Ma soprattutto l’Arabia saudita, impegnata in un’escalation di morte in Yemen,
grazie alle bombe e ai cacciabombardieri acquistati in Italia in palese
violazione delle leggi e del diritto internazionale e l’assenso dell’uomo guida
del ministero degli affari esteri.
Gentiloni
ministro non ha perso occasione di far visita e farsi fotografare accanto ai
generali in missione di guerra all’estero: a Mosul dove fanno la guardia alle
imprese impegnate nella realizzazione di dighe dal controverso impatto
socio-ambientale; a Kabul ed Herat dove operano con il Comando delle operazioni
Nato in Aghanistan; in Libiano con le forze Unifil. A Roma Gentiloni ha
ricevuto invece il Primo Ministro della Repubblica Federale di Somalia, Omar
Abdirashid Ali Shamarke, accompagnato dai principali ministri del suo governo e
dai manager di Confindustria Assafrica e Mediterraneo. Una visita, quella dei
leader somali, conclusasi con un lauto assegno italiano: 21 milioni di euro in
“aiuti alla cooperazione”, 7 in più di quanto era stato ricevuto l’anno prima.
Il
26 e 27 maggio a Taormina si terrà il vertice G7. A scegliere la località
turistica siciliana era stato Matteo Renzi, ma una maledizione sembra dover
mietere vittime una dopo l’altro tra i Potenti della terra. Sarà allora
Gentiloni a dover fare da padrone di casa. “A Taormina si discuterà, tra le
altre cose, delle situazioni di crisi a livello internazionale, soprattutto nel
Mediterraneo e nel Medio Oriente e del problema della migrazione e dei
profughi”, ha fatto sapere qualche mese fa Gentiloni.
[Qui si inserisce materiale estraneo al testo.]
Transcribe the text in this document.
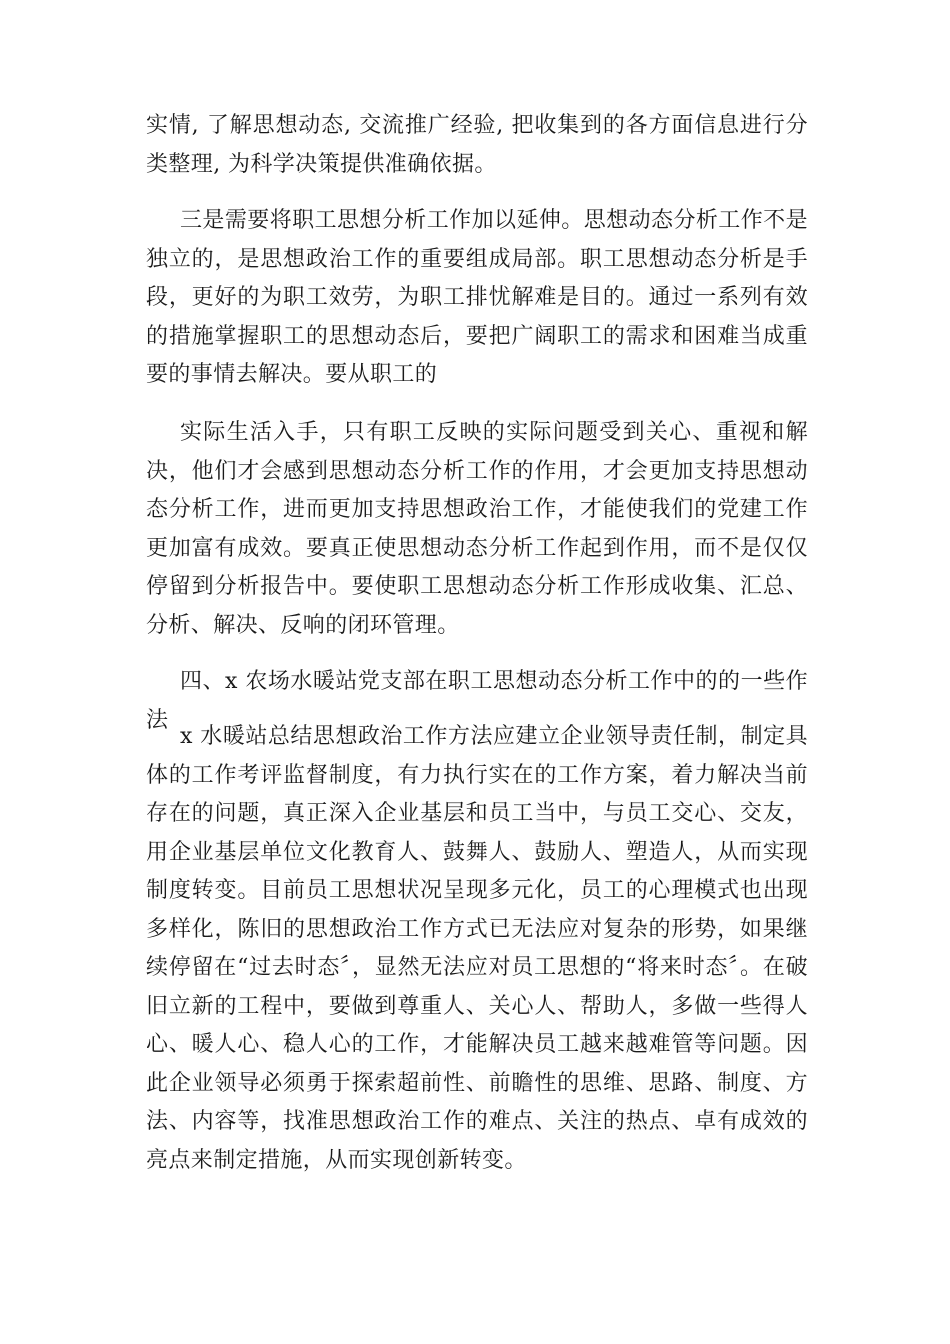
实情, 了解思想动态, 交流推广经验, 把收集到的各方面信息进行分类整理, 为科学决策提供准确依据。

三是需要将职工思想分析工作加以延伸。思想动态分析工作不是独立的，是思想政治工作的重要组成局部。职工思想动态分析是手段，更好的为职工效劳，为职工排忧解难是目的。通过一系列有效的措施掌握职工的思想动态后，要把广阔职工的需求和困难当成重要的事情去解决。要从职工的

实际生活入手，只有职工反映的实际问题受到关心、重视和解决，他们才会感到思想动态分析工作的作用，才会更加支持思想动态分析工作，进而更加支持思想政治工作，才能使我们的党建工作更加富有成效。要真正使思想动态分析工作起到作用，而不是仅仅停留到分析报告中。要使职工思想动态分析工作形成收集、汇总、分析、解决、反响的闭环管理。

四、x 农场水暖站党支部在职工思想动态分析工作中的的一些作法

x 水暖站总结思想政治工作方法应建立企业领导责任制，制定具体的工作考评监督制度，有力执行实在的工作方案，着力解决当前存在的问题，真正深入企业基层和员工当中，与员工交心、交友，用企业基层单位文化教育人、鼓舞人、鼓励人、塑造人，从而实现制度转变。目前员工思想状况呈现多元化，员工的心理模式也出现多样化，陈旧的思想政治工作方式已无法应对复杂的形势，如果继续停留在“过去时态〞，显然无法应对员工思想的“将来时态〞。在破旧立新的工程中，要做到尊重人、关心人、帮助人，多做一些得人心、暖人心、稳人心的工作，才能解决员工越来越难管等问题。因此企业领导必须勇于探索超前性、前瞻性的思维、思路、制度、方法、内容等，找准思想政治工作的难点、关注的热点、卓有成效的亮点来制定措施，从而实现创新转变。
Quello di legare insieme
guerre, migrazioni e aiuti è un chiodo fisso dell’(ex) ministro degli affari
esteri. A maggio, recandosi a Tunisi, Gentiloni ha rafforzato la partnership con il governo
nordafricano grazie agli aiuti militari e ad alcuni progetti strategici
come ad esempio il “cavo di interconnessione elettrica Elmed”. In agosto è
stata la volta della Nigeria per implementare con le autorità locali il
famigerato “migration compact”, il
piano elaborato in ambito Ue per impedire – anche manu militari – che i
migranti provenienti dall’Africa occidentale raggiungano le coste del
Mediterraneo per tentare la traversata verso il sud Italia. Solo qualche mese
prima, Renzi e il capo della
polizia Alessandro Pansa avevano firmato in Nigeria un accordo
di cooperazione tra i due paesi per la “lotta al traffico di esseri umani” con
tanto di “collaborazione reciproca anche per i rimpatri dei nigeriani
che non hanno diritto a restare in Italia”.
Per portare
a compimento la strategia del “migration compact”, del controllo delle
frontiere europee del respingimento-deportazione dei migranti, Gentiloni si è
recato a novembre in Niger, Mali e Senegal, in compagnia del Commissario Ue per le
migrazioni Dimitris Avramopoulos. In particolare in Niger si è fatto un passo
avanti per istituire veri e propri lager-hub dove concentrare i migranti
in transito nel Sahara, in attesa che l’Ue valuti le loro domande d’asilo. Anche
grazie a Gentiloni ministro, i confini della fortezza Europa hanno varcato il
mare per insediarsi nel deserto africano.